Latest ONS employment figures show competition for talent has “swung the pendulum away from the employer”, according to Phil Sheridan, UK managing director of staffing agency Robert Half.
The ONS figures for May to July 2015 show 22.74 million people working full-time in the UK, 361,000 more than for a year earlier. The unemployment rate was 5.5%, unchanged compared with February to April 2015, but lower than for the same time last year (6.2%).
Sheridan said a skills shortage is behind the figures. “It is not surprising that earnings have returned to their fastest rate of growth since 2009, as competition for talent has swung the pendulum away from the employer and there is a definitive shortage of skilled candidates for middle and top tier positions,” he said.
“Our research shows in the last year 83% of CFOs admit to offering salaries above what they originally planned to secure talented job candidates, while 33% of those have had to do so frequently. There is simply not enough highly specialised talent to go round, as 92% of CFOs admit they are challenged in finding skilled professionals.”

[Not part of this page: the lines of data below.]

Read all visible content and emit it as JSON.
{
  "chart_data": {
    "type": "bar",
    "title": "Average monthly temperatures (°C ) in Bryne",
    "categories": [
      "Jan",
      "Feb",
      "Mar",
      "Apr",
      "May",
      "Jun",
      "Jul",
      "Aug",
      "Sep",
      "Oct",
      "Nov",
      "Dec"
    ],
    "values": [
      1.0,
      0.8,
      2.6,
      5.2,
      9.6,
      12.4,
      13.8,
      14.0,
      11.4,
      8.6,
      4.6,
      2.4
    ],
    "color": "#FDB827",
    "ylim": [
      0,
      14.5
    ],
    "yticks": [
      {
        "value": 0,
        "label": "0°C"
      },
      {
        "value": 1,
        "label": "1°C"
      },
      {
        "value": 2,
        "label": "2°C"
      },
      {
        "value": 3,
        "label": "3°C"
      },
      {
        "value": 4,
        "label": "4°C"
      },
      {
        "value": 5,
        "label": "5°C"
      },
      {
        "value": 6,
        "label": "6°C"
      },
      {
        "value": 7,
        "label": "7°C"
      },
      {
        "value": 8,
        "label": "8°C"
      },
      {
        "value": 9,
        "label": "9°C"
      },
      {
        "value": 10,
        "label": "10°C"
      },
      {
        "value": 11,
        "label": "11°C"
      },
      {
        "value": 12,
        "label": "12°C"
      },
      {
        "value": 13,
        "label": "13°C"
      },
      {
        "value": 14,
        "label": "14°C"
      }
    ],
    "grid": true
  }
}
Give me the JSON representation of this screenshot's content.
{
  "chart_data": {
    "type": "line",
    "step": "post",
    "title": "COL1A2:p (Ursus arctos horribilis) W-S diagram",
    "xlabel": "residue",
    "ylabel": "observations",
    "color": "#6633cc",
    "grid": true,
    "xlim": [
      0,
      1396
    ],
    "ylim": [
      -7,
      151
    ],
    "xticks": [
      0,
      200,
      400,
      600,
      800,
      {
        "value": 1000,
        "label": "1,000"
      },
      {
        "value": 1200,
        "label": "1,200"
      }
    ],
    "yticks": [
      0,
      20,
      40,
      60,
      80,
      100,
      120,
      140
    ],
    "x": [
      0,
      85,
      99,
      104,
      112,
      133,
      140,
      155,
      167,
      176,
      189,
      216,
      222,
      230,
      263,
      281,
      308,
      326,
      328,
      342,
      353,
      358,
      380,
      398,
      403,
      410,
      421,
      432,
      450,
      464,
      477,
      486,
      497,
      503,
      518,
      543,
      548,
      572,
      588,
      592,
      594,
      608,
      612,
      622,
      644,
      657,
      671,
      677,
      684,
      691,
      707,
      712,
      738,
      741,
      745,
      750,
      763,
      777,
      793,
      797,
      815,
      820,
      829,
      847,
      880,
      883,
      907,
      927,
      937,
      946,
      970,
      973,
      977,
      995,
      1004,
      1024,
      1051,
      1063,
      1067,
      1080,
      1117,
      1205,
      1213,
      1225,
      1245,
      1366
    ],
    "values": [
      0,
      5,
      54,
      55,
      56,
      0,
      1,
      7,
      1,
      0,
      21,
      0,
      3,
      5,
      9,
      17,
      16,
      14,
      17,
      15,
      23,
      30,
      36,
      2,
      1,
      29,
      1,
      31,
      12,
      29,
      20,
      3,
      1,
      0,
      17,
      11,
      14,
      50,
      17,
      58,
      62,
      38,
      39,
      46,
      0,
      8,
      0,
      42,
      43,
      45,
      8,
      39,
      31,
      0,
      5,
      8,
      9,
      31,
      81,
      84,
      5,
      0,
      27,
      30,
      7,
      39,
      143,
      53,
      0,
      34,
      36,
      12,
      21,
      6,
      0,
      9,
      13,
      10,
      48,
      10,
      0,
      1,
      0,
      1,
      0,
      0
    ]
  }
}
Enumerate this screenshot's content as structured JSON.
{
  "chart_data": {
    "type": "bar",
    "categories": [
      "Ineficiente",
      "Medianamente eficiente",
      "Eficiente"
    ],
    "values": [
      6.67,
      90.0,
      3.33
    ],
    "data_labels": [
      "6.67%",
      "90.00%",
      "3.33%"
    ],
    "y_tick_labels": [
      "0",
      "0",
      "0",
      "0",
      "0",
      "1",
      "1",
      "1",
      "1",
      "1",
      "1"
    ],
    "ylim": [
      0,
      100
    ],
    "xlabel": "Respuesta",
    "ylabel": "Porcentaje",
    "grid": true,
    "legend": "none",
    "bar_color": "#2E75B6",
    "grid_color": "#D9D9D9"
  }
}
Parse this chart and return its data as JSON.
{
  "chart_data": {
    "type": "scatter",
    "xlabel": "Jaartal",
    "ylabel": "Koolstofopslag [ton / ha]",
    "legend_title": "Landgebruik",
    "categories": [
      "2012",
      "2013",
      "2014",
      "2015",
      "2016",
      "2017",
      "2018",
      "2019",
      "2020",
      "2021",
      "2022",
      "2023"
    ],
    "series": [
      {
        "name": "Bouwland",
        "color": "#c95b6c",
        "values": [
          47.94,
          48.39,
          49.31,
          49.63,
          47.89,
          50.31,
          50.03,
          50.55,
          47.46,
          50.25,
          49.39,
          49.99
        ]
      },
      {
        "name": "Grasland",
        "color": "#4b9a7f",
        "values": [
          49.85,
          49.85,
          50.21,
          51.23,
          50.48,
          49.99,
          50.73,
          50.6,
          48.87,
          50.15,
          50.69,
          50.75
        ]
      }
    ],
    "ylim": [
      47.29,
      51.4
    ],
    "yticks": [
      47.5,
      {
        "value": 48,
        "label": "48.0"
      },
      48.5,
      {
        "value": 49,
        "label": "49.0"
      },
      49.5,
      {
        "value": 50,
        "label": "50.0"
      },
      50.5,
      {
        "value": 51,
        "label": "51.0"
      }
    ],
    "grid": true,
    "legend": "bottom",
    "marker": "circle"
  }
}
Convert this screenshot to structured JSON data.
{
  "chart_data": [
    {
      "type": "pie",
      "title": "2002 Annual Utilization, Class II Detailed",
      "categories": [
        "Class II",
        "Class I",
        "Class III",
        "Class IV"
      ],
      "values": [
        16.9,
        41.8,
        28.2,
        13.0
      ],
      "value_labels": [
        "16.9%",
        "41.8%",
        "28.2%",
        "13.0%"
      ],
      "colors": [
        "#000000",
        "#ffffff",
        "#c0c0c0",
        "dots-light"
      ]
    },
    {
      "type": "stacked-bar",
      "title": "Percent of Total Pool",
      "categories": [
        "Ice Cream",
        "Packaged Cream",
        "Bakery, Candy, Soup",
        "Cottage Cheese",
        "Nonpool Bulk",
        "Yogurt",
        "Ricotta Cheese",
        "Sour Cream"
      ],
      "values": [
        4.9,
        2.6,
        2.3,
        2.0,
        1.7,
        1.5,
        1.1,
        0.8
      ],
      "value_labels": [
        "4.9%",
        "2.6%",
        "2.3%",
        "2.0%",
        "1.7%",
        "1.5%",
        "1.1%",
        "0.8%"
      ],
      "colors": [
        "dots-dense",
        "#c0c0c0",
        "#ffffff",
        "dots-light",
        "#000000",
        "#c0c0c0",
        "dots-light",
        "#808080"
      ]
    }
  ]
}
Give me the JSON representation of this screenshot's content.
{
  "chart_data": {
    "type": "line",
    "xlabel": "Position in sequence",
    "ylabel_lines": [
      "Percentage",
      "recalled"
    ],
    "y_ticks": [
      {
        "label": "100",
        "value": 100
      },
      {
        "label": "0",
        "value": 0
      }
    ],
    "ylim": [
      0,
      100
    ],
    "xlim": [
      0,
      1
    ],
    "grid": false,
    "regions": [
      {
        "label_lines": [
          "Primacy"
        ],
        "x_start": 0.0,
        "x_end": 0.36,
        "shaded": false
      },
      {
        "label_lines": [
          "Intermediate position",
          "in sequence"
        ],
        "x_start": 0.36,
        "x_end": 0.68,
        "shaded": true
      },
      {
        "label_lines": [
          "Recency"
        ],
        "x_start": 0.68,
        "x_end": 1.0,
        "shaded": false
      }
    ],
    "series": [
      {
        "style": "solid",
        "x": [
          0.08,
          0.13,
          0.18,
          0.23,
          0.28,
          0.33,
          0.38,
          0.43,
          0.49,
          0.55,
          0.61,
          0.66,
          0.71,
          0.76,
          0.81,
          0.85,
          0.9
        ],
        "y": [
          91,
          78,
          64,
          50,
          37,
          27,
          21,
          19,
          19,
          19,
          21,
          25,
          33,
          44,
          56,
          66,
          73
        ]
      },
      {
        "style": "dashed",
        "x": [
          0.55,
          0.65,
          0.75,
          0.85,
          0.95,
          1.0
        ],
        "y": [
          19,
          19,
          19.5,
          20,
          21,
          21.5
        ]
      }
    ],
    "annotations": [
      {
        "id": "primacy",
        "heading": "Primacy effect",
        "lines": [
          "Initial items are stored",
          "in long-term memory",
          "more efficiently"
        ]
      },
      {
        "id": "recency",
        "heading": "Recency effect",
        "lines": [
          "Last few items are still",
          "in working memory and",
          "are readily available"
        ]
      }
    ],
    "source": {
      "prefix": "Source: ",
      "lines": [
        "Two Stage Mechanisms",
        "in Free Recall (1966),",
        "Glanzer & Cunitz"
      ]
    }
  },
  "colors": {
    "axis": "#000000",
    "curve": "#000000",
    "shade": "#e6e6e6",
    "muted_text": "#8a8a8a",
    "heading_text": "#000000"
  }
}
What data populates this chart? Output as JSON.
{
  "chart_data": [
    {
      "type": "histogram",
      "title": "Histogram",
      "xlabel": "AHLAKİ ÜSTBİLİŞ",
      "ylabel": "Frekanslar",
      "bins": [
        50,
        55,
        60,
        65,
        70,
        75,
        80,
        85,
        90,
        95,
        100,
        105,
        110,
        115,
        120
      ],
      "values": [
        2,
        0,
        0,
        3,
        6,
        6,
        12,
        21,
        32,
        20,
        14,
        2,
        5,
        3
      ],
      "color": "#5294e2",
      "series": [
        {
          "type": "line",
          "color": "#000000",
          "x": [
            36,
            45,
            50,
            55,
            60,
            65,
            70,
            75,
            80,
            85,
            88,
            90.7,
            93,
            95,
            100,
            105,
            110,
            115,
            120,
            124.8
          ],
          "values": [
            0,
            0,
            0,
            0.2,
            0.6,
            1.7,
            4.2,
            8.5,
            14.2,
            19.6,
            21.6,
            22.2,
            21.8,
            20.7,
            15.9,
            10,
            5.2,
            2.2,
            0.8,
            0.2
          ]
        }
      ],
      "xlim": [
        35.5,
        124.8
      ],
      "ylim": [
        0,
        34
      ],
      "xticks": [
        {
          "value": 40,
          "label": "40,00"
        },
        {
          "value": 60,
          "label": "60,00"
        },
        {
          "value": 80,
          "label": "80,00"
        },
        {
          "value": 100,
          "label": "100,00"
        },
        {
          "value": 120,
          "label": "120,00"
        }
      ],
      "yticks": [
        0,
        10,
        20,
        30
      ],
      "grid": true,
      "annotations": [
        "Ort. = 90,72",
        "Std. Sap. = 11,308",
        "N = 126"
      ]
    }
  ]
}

Fawad Razaqzada, technical analyst at www.cityindex.co.uk, suggested that the data potentially indicates an upcoming interest rate hike. “The cheerful data comes on the back of a string of disappointing macro numbers of late and removes some concerns about the health of the UK economy,” he said. “With earnings growth now accelerating, it is only a matter of time before consumer price inflation responds. In other words, we are getting closer to a rate hike from the Bank of England, which could possibly happen in the first quarter of 2016.”
CIPD chief economist Mark Beatson said the figures suggest an increase in productivity, and that in his view interest rates would remain low. “As the economy was still growing strongly in the second quarter of 2015, stable employment levels suggest that productivity has been growing,” he said. “If this is the case, it helps to make average earnings growth sustainable.
“The latest figures have been boosted by earnings in construction and by bonuses, especially in financial services, both consistent with a growing economy. With interest rates expected to remain very low, employers should continue to invest in technology, systems and workforce skills if they wish to avoid the prospect of increased skill shortages.”